Fed Slams Dollar With Interest Rate Promise
On Wednesday, the Federal Reserve did something historic: they released guidance.
In the Fed's January statement, the FOMC kept rates at 0.25%—a move that was widely anticipated. In August of 2011, the Fed announced that it would keep rates near zero until mid 2013. The Fed revised that on Wednesday, pushing the date out until 2014.
Yet, what may have been more interesting to investors was the Fed's guidance for future policy.
The Fed revised its outlook for future US growth lower, dropping its expectations for GDP growth to 2.8-3.2%. The Fed had seen growth of 3-3.5% previously.
The Fed forecast the inflation rate at 1.5-2% for 2012.
For employment, the Fed believed that the jobless rate would come down, although at a slower pace. The Fed expected unemployment to decline to 6.7-7.6% in 2014.
In his subsequent press conference, Chairman Ben Bernanke stated that, while unemployment targeting was largely impossible, the Fed could get a sense for what the natural rate of unemployment was, and could then use policy to go from there. Bernanke stated that the current rate of unemployment was unnaturally high and that there remained room for the Fed to continue to address the problem of unemployment.

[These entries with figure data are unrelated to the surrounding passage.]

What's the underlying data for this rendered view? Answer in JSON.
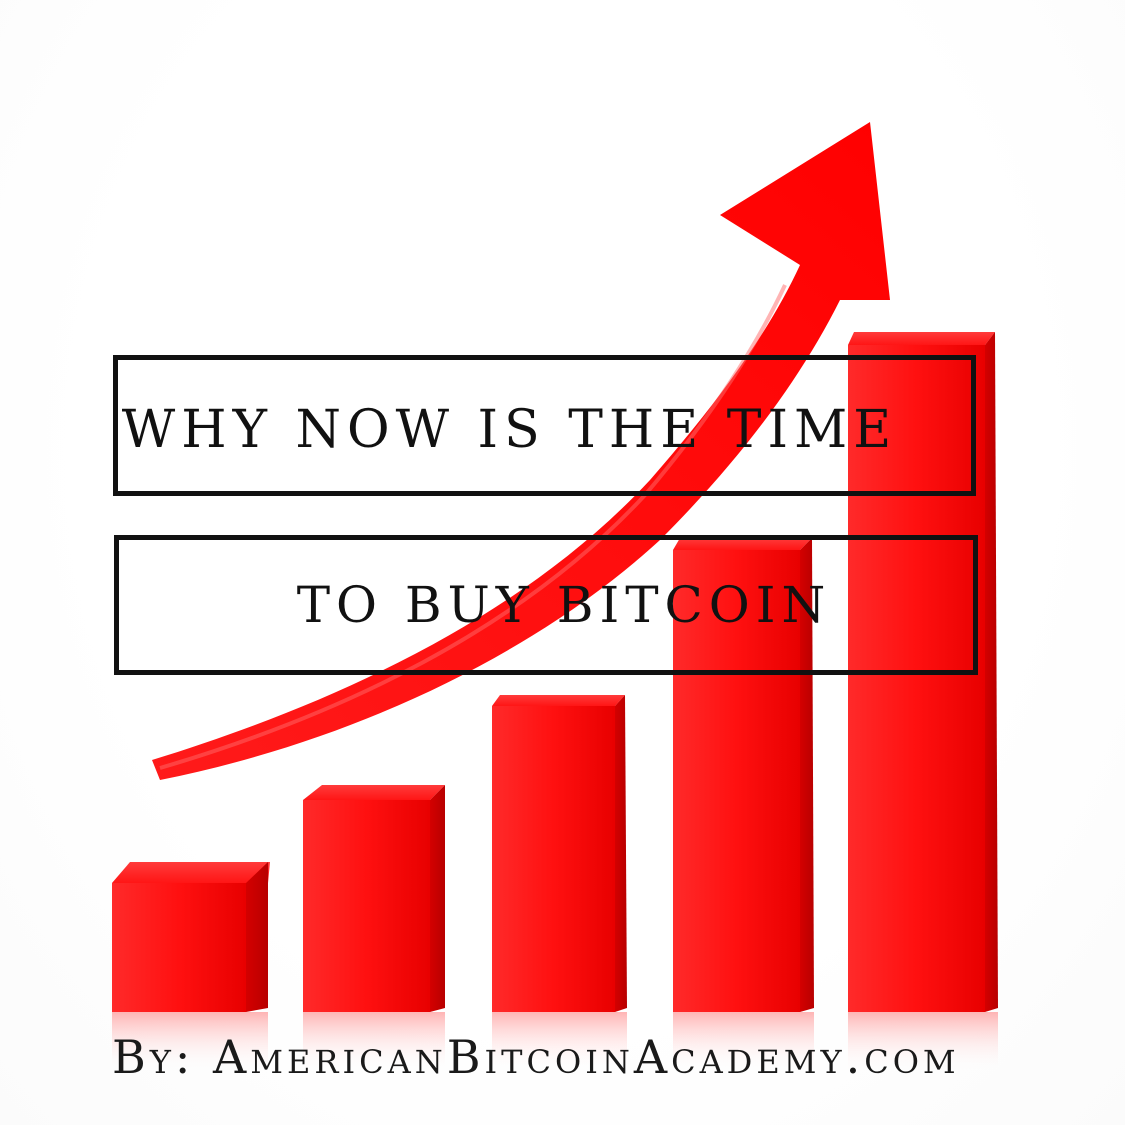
{
  "headline": {
    "line1": "WHY NOW IS THE TIME",
    "line2": "TO BUY BITCOIN"
  },
  "byline": "By: AmericanBitcoinAcademy.com",
  "colors": {
    "bar_red": "#ff1a1a",
    "bar_dark": "#d90000",
    "arrow_red": "#ff0d0d",
    "text": "#111111",
    "background": "#ffffff"
  },
  "graphic": {
    "type": "rising-bar-chart-with-arrow",
    "bar_count": 5,
    "relative_heights": [
      0.22,
      0.34,
      0.47,
      0.67,
      0.96
    ]
  }
}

The markets reacted positively to the Fed's statement, as US equity markets moved much higher. US equities had been trading in the red during the early part of the session, but reversed and moved into positive territory after the Fed released its statement.
Precious metals reacted most strongly, as gold broke back above $1700 an ounce and silver rallied above $33.
The US dollar index also reversed course, selling off hard and dropping below the key $80 level.
PIMCO's Bill Gross—the man who runs the world's largest bond fund—stated that the move was particularly dovish, and that it amounted to a "QE 2.5." He later tweeted that QE 3, 4, and 5 would be forthcoming as the Fed continued to squeeze savers around the country.